Tuesday, August 12, 2014

Forward the Foundation

It might surprise many people who know me today as a bookworm who sometimes can't manage basic conversation skills, but I was a delayed reader.  I didn't read until 3rd grade, when I read "The Hobbit."  Then in fourth and fifth grade I read many of Isaac Asimov's Foundation series.  My parents wouldn't let me read the whole series because of some of its more adult themes.  But that didn't stop by fifth grade book report from being on "Foundation's Edge" which is the 6th book in the series.  I even had a sculpy clay statue of the spaceship from the picture on the front of the book to go along with it.

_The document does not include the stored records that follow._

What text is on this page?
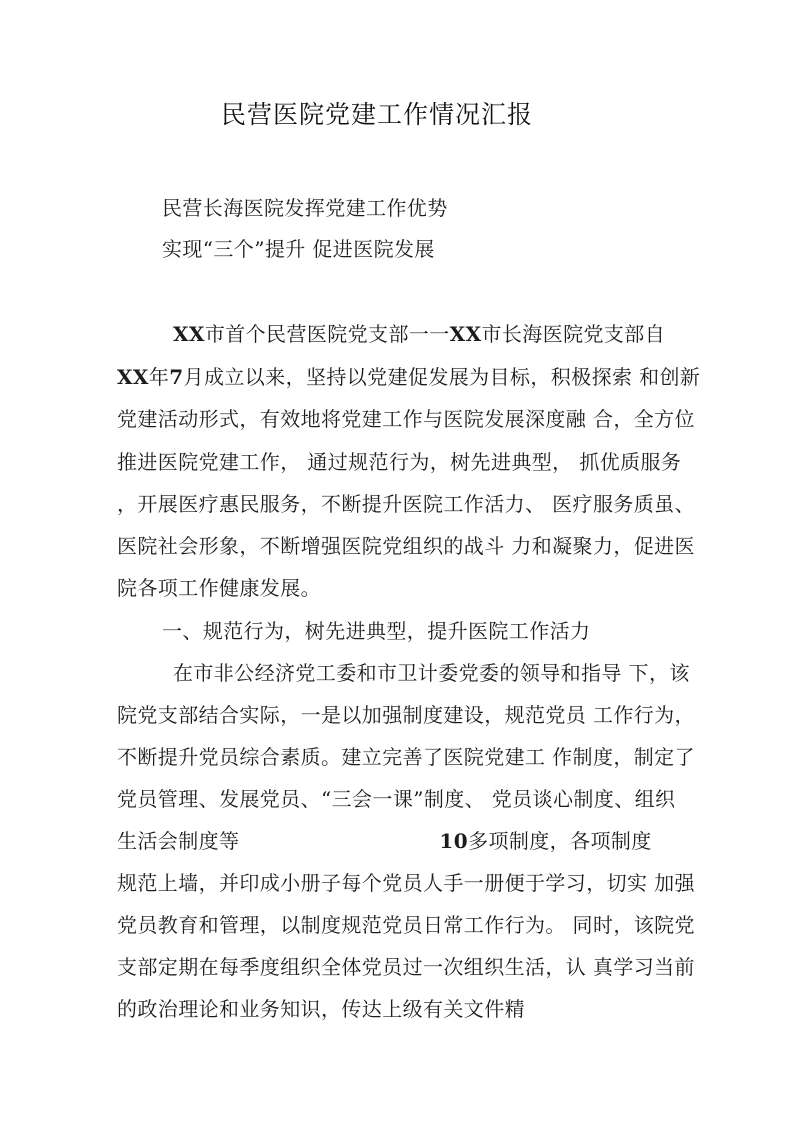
民营医院党建工作情况汇报
民营长海医院发挥党建工作优势
实现“三个”提升 促进医院发展
XX市首个民营医院党支部一一XX市长海医院党支部自
XX年7月成立以来，坚持以党建促发展为目标，积极探索 和创新
党建活动形式，有效地将党建工作与医院发展深度融 合，全方位
推进医院党建工作， 通过规范行为，树先进典型， 抓优质服务
，开展医疗惠民服务，不断提升医院工作活力、 医疗服务质虽、
医院社会形象，不断增强医院党组织的战斗 力和凝聚力，促进医
院各项工作健康发展。
一、规范行为，树先进典型，提升医院工作活力
在市非公经济党工委和市卫计委党委的领导和指导 下，该
院党支部结合实际，一是以加强制度建设，规范党员 工作行为，
不断提升党员综合素质。建立完善了医院党建工 作制度，制定了
党员管理、发展党员、“三会一课”制度、 党员谈心制度、组织
生活会制度等	10多项制度，各项制度
规范上墙，并印成小册子每个党员人手一册便于学习，切实 加强
党员教育和管理，以制度规范党员日常工作行为。 同时，该院党
支部定期在每季度组织全体党员过一次组织生活，认 真学习当前
的政治理论和业务知识，传达上级有关文件精
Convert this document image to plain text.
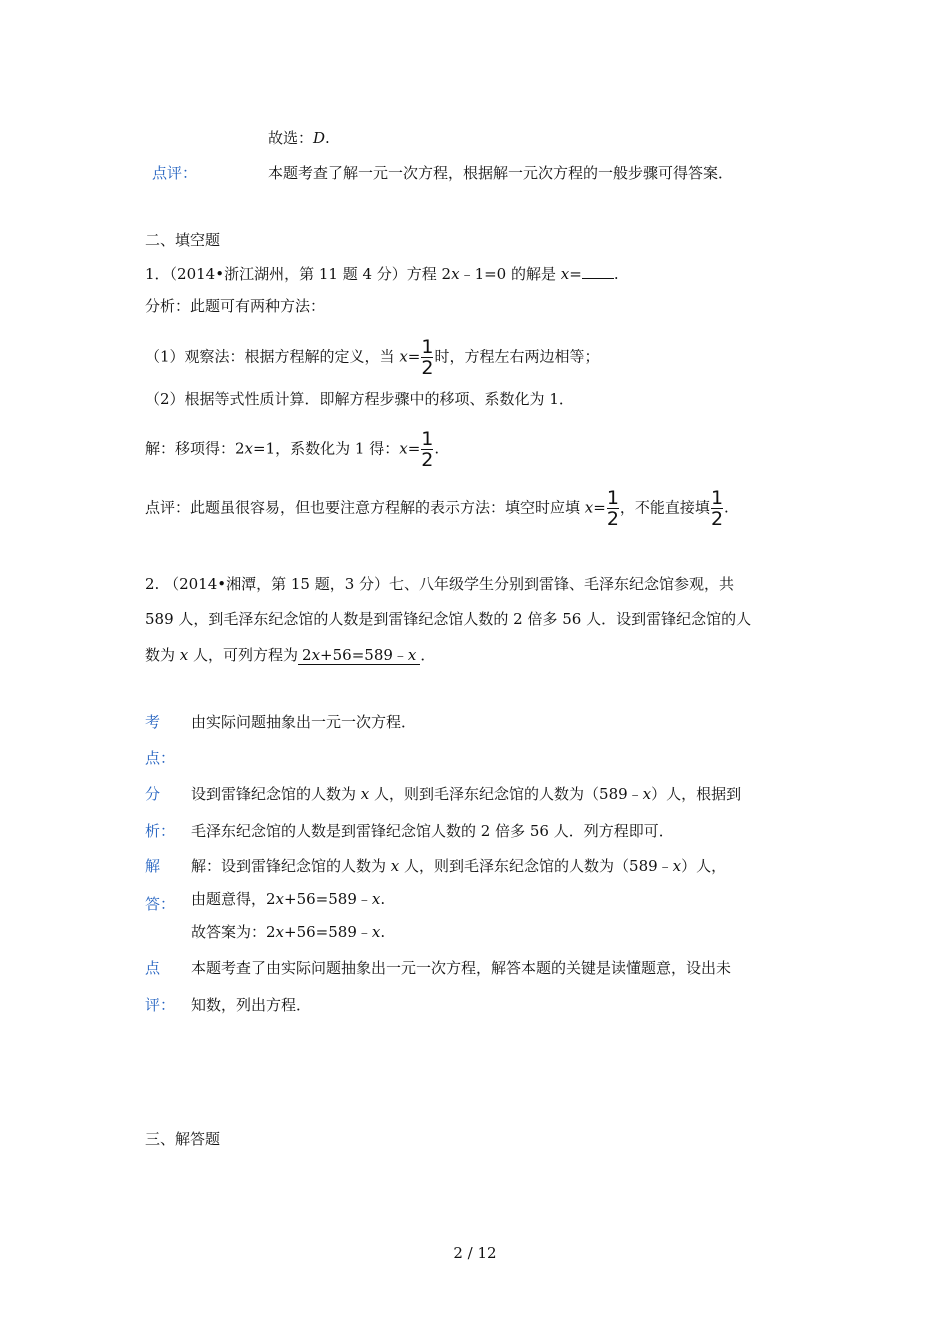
故选：D.
点评：	本题考查了解一元一次方程，根据解一元次方程的一般步骤可得答案．
二、填空题
1．（2014•浙江湖州，第 11 题 4 分）方程 2x﹣1=0 的解是 x= .
分析：此题可有两种方法：
（1）观察法：根据方程解的定义，当 $x= \frac{1}{2}$ 时，方程左右两边相等；
（2）根据等式性质计算．即解方程步骤中的移项、系数化为 1．
解：移项得：2x=1，系数化为 1 得：$x= \frac{1}{2}$ .
点评：此题虽很容易，但也要注意方程解的表示方法：填空时应填 $x= \frac{1}{2}$ ，不能直接填 $\frac{1}{2}$ .
2. （2014•湘潭，第 15 题，3 分）七、八年级学生分别到雷锋、毛泽东纪念馆参观，共
589 人，到毛泽东纪念馆的人数是到雷锋纪念馆人数的 2 倍多 56 人．设到雷锋纪念馆的人
数为 x 人，可列方程为 2x+56=589﹣x ．
考
点：
由实际问题抽象出一元一次方程．
分
析：
设到雷锋纪念馆的人数为 x 人，则到毛泽东纪念馆的人数为（589﹣x）人，根据到
毛泽东纪念馆的人数是到雷锋纪念馆人数的 2 倍多 56 人．列方程即可．
解
答：
解：设到雷锋纪念馆的人数为 x 人，则到毛泽东纪念馆的人数为（589﹣x）人，
由题意得，2x+56=589﹣x.
故答案为：2x+56=589﹣x.
点
评：
本题考查了由实际问题抽象出一元一次方程，解答本题的关键是读懂题意，设出未
知数，列出方程．
三、解答题
2 / 12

One of the books my parents banned me from reading was the second of the two prequels, "Forward the Foundation."  The main character's son marries a prostitute in a really non sexy sub plot, but edgy enough that they thought a little boy like me shouldn't be allowed to read it.  As a result, I knew so many of the characters introduced in "Prelude to Foundation" without knowing much about them or what became of them.  And after all these years I've come back and read the missing piece of the story.  And I find myself kind of mourning the characters.  These characters inhabited my imagination from a very young age- and I find myself having misjudged them at times, misunderstood them at others, or simply failing to understand their life's significance.

For example...

Somehow I missed that the main character had married an android robot.  Its only hinted at in the first book, but just enough that maybe I should have guessed.  I was always dissatisfied with Hari Seldon's relationship with Dors Venaboli- but I judgmentally thought that was because the characters were immoral.  To summarize, at the end of Prelude to Foundation Hari is desperately trying to keep his new found love from leaving him and asks Dors if she'd ever really wanted to kiss or sleep with anyone or if she had just done so because she didn't want to disappoint people.  When she confesses that she simply hasn't wanted to disappoint anyone and she finds that she wants him to kiss her, all my prudish teenage brain could come up with was that the relationship had a jarring lack of depth and all I could see was two people whose sexual side was getting the better of them.  The passage is jarring for a reason.  Dors, as a robot, has a somewhat limited emotional vocabulary and that does limit the depth of the relationship.  But when I read the passage where she lies dying- killed by an assassin trying to kill her to allow the government to kill Hari, and Hari has just barely consciously realized that she is a robot for the first time and she thanks him for making her human, my harshness towards her in my past judgements lies exposed.

I didn't read Prelude to Foundation until rather late in my teenagerhood- it originally having been on the banned book list but eventually I was allowed to read it.  So Hari Seldon was someone that I knew only as a hologram that would appear at critical moments to give prophecy and guidance to the future.  I did not know him as a man.  In Prelude to Foundation he spends his time being a puppet on a string to do the bidding of a telepath robot who mind controls him for the good of galactic mankind- so reading it didn't really help me get to know him that well.  Now I know his life story- how he grew old and died, losing almost every one that was dear to him until he ended dead slumped over in a wheel chair- the tools of his equations and prophecy in his hands.  Again, the limited perspective I had of him earlier is painfully embarressing.

And then there is Eto Demerzel.  The problem with diving into adult science fiction or fantasy as a child is that your imagination has to supply the missing parts that you can't understand.  I actually for a time believed that Eto Demerzel was a computerized hologram of emperor Cleon- made to look more handsome and impressive than the reality.  Since then I have read the Caves of Steel books, and I know all about the past and motivations of Eto Demerzel- Robot Daneel Olivaw.  Lets just say that I felt really emotional reading about the robot attending Hari's funeral, giving one and probably the only public thanks if you will to a life that was devoted to the good of the galaxy because of Daneel's vision for the future.

When I first read these books they were simply adventure stories to me.  Now I'm more mature and can read them more in their proper context because I'm filling in the holes in the story where I wasn't allowed to read when I was a child.  Reading them as an adult I can now fully understand the extent to which Isaac Asimov was a master of science fiction, and I'm thrilled to rediscover his writing.